Religious Jewelry as a Gift

It should come as no surprise that one of the most common occasions to give a religious jewelry is at a celebration or ritual for a religious rite of passage. Countless crosses are given at baptisms and confirmations, Stars of David are given at Bar and Bat Mitzvahs, and Hakeek rings and Allah pendants are popular gifts for people of Muslim faiths celebrating various milestones, even without official ceremonies. While pendants are by far the most common form of religious jewelry, there is no reason you can't get a ring, bracelet, pin, or other piece, as well.

There are also items of a more abstract religious or spiritual nature which are very popular gifts and accessories. Among the more popular items available from jewelry stores and spiritual specialty stores are Ankhs, Kali Yantras, pentagrams, and a variety of Celtic crosses. Many of these are worn by people who don't specifically connect them to any religious or spiritual ideology. If you choose to wear religious jewelry for its beauty, be sure to at least know what other people are likely to think your jewelry means. Pentagrams, for example, are commonly associated with witchcraft, so if you wear one, you have to realize that some people will think that you're going home to a cauldron, a black cat, and a Book of Shadows.
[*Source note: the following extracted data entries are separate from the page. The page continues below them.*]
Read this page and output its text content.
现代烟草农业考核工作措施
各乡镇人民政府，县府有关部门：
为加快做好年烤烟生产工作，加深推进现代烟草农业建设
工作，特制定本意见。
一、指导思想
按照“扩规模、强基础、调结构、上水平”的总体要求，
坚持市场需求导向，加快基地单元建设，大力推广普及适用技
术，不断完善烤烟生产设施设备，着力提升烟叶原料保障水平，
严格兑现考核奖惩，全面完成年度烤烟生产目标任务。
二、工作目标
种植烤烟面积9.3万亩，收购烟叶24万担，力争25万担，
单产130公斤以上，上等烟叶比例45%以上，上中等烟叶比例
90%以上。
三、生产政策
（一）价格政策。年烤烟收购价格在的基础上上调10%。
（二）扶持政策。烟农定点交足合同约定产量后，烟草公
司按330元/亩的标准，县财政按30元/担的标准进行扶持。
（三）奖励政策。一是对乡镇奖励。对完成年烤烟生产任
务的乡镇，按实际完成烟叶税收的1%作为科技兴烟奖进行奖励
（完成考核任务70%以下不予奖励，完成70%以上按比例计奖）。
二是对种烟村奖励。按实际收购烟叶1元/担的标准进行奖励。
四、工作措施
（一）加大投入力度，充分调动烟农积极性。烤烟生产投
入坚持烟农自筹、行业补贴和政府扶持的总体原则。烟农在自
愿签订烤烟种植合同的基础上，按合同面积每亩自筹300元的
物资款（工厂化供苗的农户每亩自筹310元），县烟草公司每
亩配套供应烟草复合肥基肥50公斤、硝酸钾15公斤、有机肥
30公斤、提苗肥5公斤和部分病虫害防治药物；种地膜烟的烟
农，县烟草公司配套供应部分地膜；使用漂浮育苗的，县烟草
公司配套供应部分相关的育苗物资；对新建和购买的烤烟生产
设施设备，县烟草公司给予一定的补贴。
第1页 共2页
Depending on your price range, you can find religious jewelry in all metals and styles. A platinum and diamond cross may become a treasured heirloom handed down for generations, while a sterling Celtic cross could be something you wear once in a while when the mood strikes. If you are thinking of giving religious jewelry as a gift, just make sure that you know the preferences of the recipient--knowing something as simple as whether he or she prefers yellow gold or white gold will make your gift more thoughtful and more wearable.